小生の感想としては,言論界の割に言葉使いが間違っていると思う.これは,瑕疵ではなく,出版倫理ではなく意識が薄いのではなく,犯罪を覚悟して出版したと言うべきである.身内意識があるのか,嫌疑不十分で不起訴になっているからか,甘すぎる指摘の様に感じる.

供述調書を引用すれば,取材源は簡単に特定するし,供述調書は秘密書類であることは自明である.無断引用やプライバシー侵害も出版業界の人なら,一番気にする事である.決して,意識の薄さや瑕疵の問題ではない.罪を犯す覚悟がなければ,本は出来ないのである.それ程までして,本を出したかったのではないか.
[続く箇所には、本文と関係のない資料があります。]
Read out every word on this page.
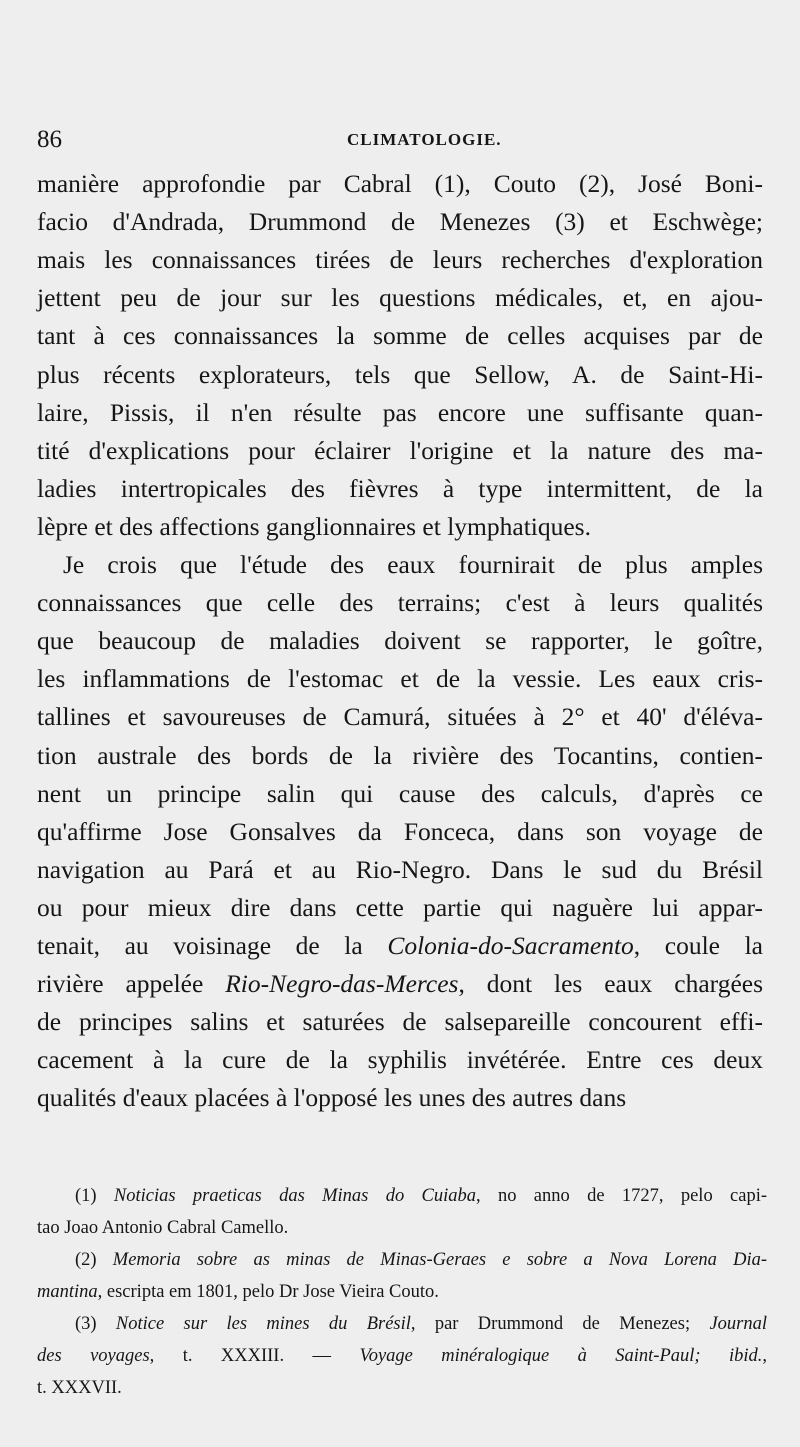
86	CLIMATOLOGIE.
manière approfondie par Cabral (1), Couto (2), José Boni-
facio d'Andrada, Drummond de Menezes (3) et Eschwège;
mais les connaissances tirées de leurs recherches d'exploration
jettent peu de jour sur les questions médicales, et, en ajou-
tant à ces connaissances la somme de celles acquises par de
plus récents explorateurs, tels que Sellow, A. de Saint-Hi-
laire, Pissis, il n'en résulte pas encore une suffisante quan-
tité d'explications pour éclairer l'origine et la nature des ma-
ladies intertropicales des fièvres à type intermittent, de la
lèpre et des affections ganglionnaires et lymphatiques.
Je crois que l'étude des eaux fournirait de plus amples
connaissances que celle des terrains; c'est à leurs qualités
que beaucoup de maladies doivent se rapporter, le goître,
les inflammations de l'estomac et de la vessie. Les eaux cris-
tallines et savoureuses de Camurá, situées à 2° et 40' d'éléva-
tion australe des bords de la rivière des Tocantins, contien-
nent un principe salin qui cause des calculs, d'après ce
qu'affirme Jose Gonsalves da Fonceca, dans son voyage de
navigation au Pará et au Rio-Negro. Dans le sud du Brésil
ou pour mieux dire dans cette partie qui naguère lui appar-
tenait, au voisinage de la Colonia-do-Sacramento, coule la
rivière appelée Rio-Negro-das-Merces, dont les eaux chargées
de principes salins et saturées de salsepareille concourent effi-
cacement à la cure de la syphilis invétérée. Entre ces deux
qualités d'eaux placées à l'opposé les unes des autres dans
(1) Noticias praeticas das Minas do Cuiaba, no anno de 1727, pelo capi-
tao Joao Antonio Cabral Camello.
(2) Memoria sobre as minas de Minas-Geraes e sobre a Nova Lorena Dia-
mantina, escripta em 1801, pelo Dr Jose Vieira Couto.
(3) Notice sur les mines du Brésil, par Drummond de Menezes; Journal
des voyages, t. XXXIII. — Voyage minéralogique à Saint-Paul; ibid.,
t. XXXVII.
出版の自由を盾にすれば,不問に出来る,営業優先に出来ると,マスコミ特有の体質,特権意識,おごり,が働いていた可能性もある.第三者委員会は自浄努力のアリバイ作りだった感じもする.素人でも感じる疑義を言論の専門家は誤魔化してはならない.専門家ほど恣意的に動いてはならない.

そもそも,検察が出版社・著者を嫌疑不十分としたのは不可解である.報道・出版の内容が違法に取得した物であっても,出版社は善意の第三者として出版出来るのだろうか.秘密内容を無断で写真に撮り,本を書いた著者に秘密情報の窃盗,無断引用,著作権侵害,プライバシー侵害などの罪はないのだろうか.
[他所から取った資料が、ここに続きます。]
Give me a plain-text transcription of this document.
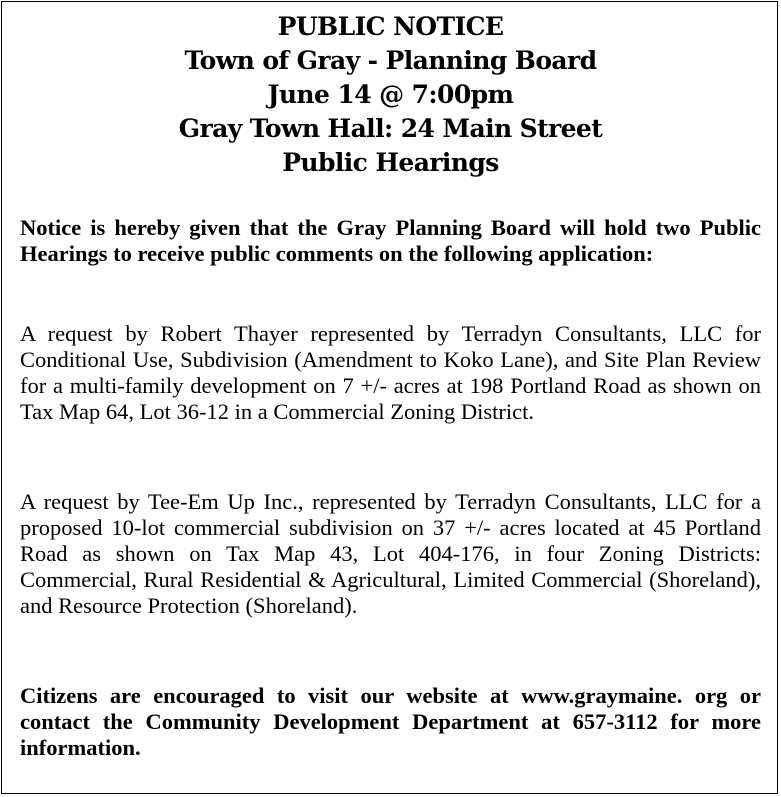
PUBLIC NOTICE
Town of Gray - Planning Board
June 14 @ 7:00pm
Gray Town Hall: 24 Main Street
Public Hearings
Notice is hereby given that the Gray Planning Board will hold two Public Hearings to receive public comments on the following application:
A request by Robert Thayer represented by Terradyn Consultants, LLC for Conditional Use, Subdivision (Amendment to Koko Lane), and Site Plan Review for a multi-family development on 7 +/- acres at 198 Portland Road as shown on Tax Map 64, Lot 36-12 in a Commercial Zoning District.
A request by Tee-Em Up Inc., represented by Terradyn Consultants, LLC for a proposed 10-lot commercial subdivision on 37 +/- acres located at 45 Portland Road as shown on Tax Map 43, Lot 404-176, in four Zoning Districts: Commercial, Rural Residential & Agricultural, Limited Commercial (Shoreland), and Resource Protection (Shoreland).
Citizens are encouraged to visit our website at www.graymaine. org or contact the Community Development Department at 657-3112 for more information.
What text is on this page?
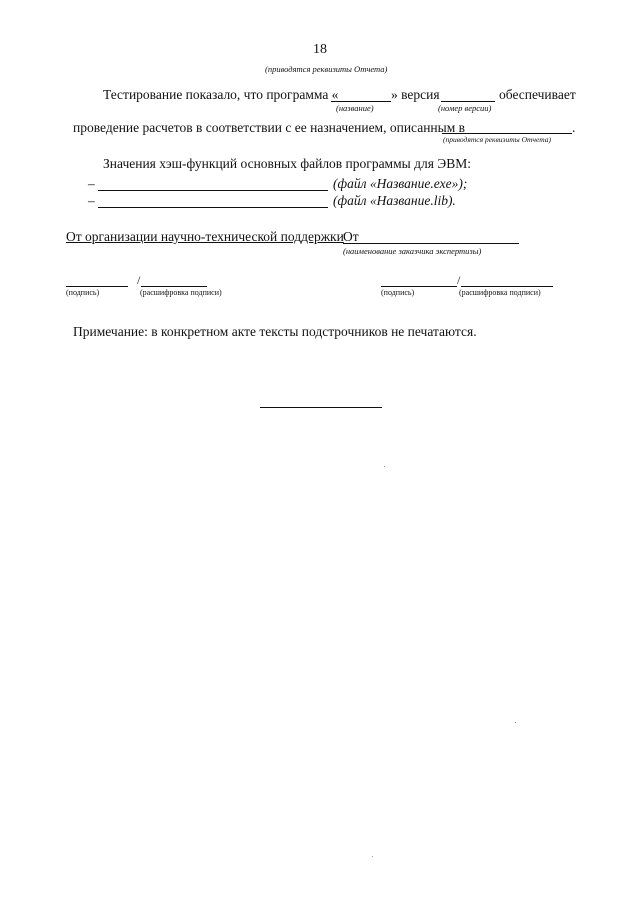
18
(приводятся реквизиты Отчета)
Тестирование показало, что программа «	» версия	обеспечивает
(название)	(номер версии)
проведение расчетов в соответствии с ее назначением, описанным в	.
(приводятся реквизиты Отчета)
Значения хэш-функций основных файлов программы для ЭВМ:
–	(файл «Название.exe»);
–	(файл «Название.lib).
От организации научно-технической поддержки От
(наименование заказчика экспертизы)
/
(подпись)	(расшифровка подписи)
/
(подпись)	(расшифровка подписи)
Примечание: в конкретном акте тексты подстрочников не печатаются.
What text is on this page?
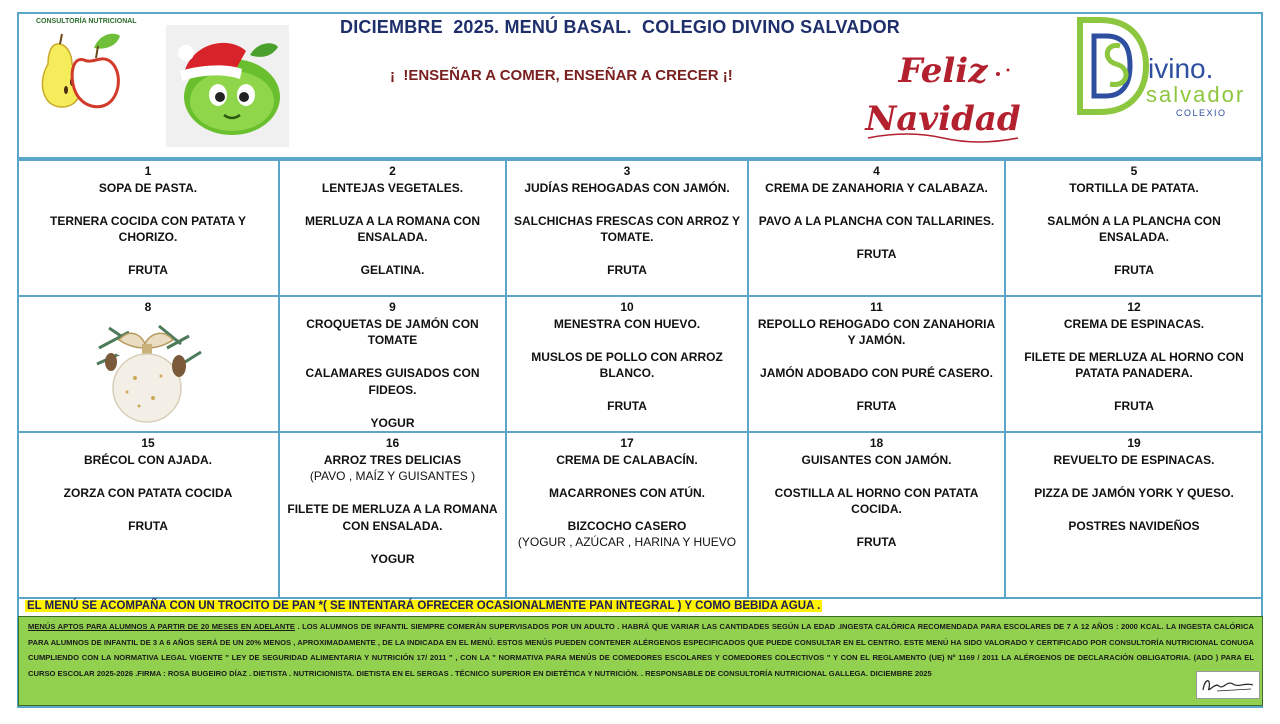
CONSULTORÍA NUTRICIONAL	DICIEMBRE  2025. MENÚ BASAL.  COLEGIO DIVINO SALVADOR
¡  !ENSEÑAR A COMER, ENSEÑAR A CRECER ¡!	Feliz
Navidad
ivino.
salvador
COLEXIO
1
SOPA DE PASTA.
TERNERA COCIDA CON PATATA Y CHORIZO.
FRUTA
2
LENTEJAS VEGETALES.
MERLUZA A LA ROMANA CON ENSALADA.
GELATINA.
3
JUDÍAS REHOGADAS CON JAMÓN.
SALCHICHAS FRESCAS CON ARROZ Y TOMATE.
FRUTA
4
CREMA DE ZANAHORIA Y CALABAZA.
PAVO A LA PLANCHA CON TALLARINES.
FRUTA
5
TORTILLA DE PATATA.
SALMÓN A LA PLANCHA CON ENSALADA.
FRUTA
8	9
CROQUETAS DE JAMÓN CON TOMATE
CALAMARES GUISADOS CON FIDEOS.
YOGUR
10
MENESTRA CON HUEVO.
MUSLOS DE POLLO CON ARROZ BLANCO.
FRUTA
11
REPOLLO REHOGADO CON ZANAHORIA Y JAMÓN.
JAMÓN ADOBADO CON PURÉ CASERO.
FRUTA
12
CREMA DE ESPINACAS.
FILETE DE MERLUZA AL HORNO CON PATATA PANADERA.
FRUTA
15
BRÉCOL CON AJADA.
ZORZA CON PATATA COCIDA
FRUTA
16
ARROZ TRES DELICIAS
(PAVO , MAÍZ Y GUISANTES )
FILETE DE MERLUZA A LA ROMANA CON ENSALADA.
YOGUR
17
CREMA DE CALABACÍN.
MACARRONES CON ATÚN.
BIZCOCHO CASERO
(YOGUR , AZÚCAR , HARINA Y HUEVO
18
GUISANTES CON JAMÓN.
COSTILLA AL HORNO CON PATATA COCIDA.
FRUTA
19
REVUELTO DE ESPINACAS.
PIZZA DE JAMÓN YORK Y QUESO.
POSTRES NAVIDEÑOS
EL MENÚ SE ACOMPAÑA CON UN TROCITO DE PAN *( SE INTENTARÁ OFRECER OCASIONALMENTE PAN INTEGRAL ) Y COMO BEBIDA AGUA .
MENÚS APTOS PARA ALUMNOS A PARTIR DE 20 MESES EN ADELANTE . LOS ALUMNOS DE INFANTIL SIEMPRE COMERÁN SUPERVISADOS POR UN ADULTO . HABRÁ QUE VARIAR LAS CANTIDADES SEGÚN LA EDAD .INGESTA CALÓRICA RECOMENDADA PARA ESCOLARES DE 7 A 12 AÑOS : 2000 KCAL. LA INGESTA CALÓRICA PARA ALUMNOS DE INFANTIL DE 3 A 6 AÑOS SERÁ DE UN 20% MENOS , APROXIMADAMENTE , DE LA INDICADA EN EL MENÚ. ESTOS MENÚS PUEDEN CONTENER ALÉRGENOS ESPECIFICADOS QUE PUEDE CONSULTAR EN EL CENTRO. ESTE MENÚ HA SIDO VALORADO Y CERTIFICADO POR CONSULTORÍA NUTRICIONAL CONUGA CUMPLIENDO CON LA NORMATIVA LEGAL VIGENTE " LEY DE SEGURIDAD ALIMENTARIA Y NUTRICIÓN 17/ 2011 " , CON LA " NORMATIVA PARA MENÚS DE COMEDORES ESCOLARES Y COMEDORES COLECTIVOS " Y CON EL REGLAMENTO (UE) Nº 1169 / 2011 LA ALÉRGENOS DE DECLARACIÓN OBLIGATORIA. (ADO ) PARA EL CURSO ESCOLAR 2025-2026 .FIRMA : ROSA BUGEIRO DÍAZ . DIETISTA . NUTRICIONISTA. DIETISTA EN EL SERGAS . TÉCNICO SUPERIOR EN DIETÉTICA Y NUTRICIÓN. . RESPONSABLE DE CONSULTORÍA NUTRICIONAL GALLEGA. DICIEMBRE 2025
取材側がよく言う取材源隠匿の厳守は,取材源の保護だけではなく,違法取得を隠す為なのだろうか.取材源に秘密漏示罪が確定しても,出版社が嫌疑不十分であれば,本は流通し続けるのだろうか.自主回収する意志はあるのだろうか.検察は取材源に厳しく,言論界に弱いのだろうか.あるいは,言論界を抑制する為に,取材源を締める意図が働いているのだろうか.

何かすっきりしない供述書引用本事件である.自由は義務と背合わせである.義務のない自由は許してはならない.言論界も検察も義務に対して甘い感じがする.秘密にしたい情報を他人が勝手にネットに流すなようなネット社会を防ぐ為にも,業界も検察も厳しく義務の重要さを社会に発信すべきなのである.

今回の事件で出版社側の罪が問われないとすると,ネット社会では何でもありになってしまう事を識者は想像しているのだろうか.ネット社会は報道・出版とかマスコミと大衆個人とに区別がない.マスコミ特有の悪しき体質をネット社会にまん延させてはならないし,マスコミ業界は今以上に,義務に対しては厳しくあらねばならないのである.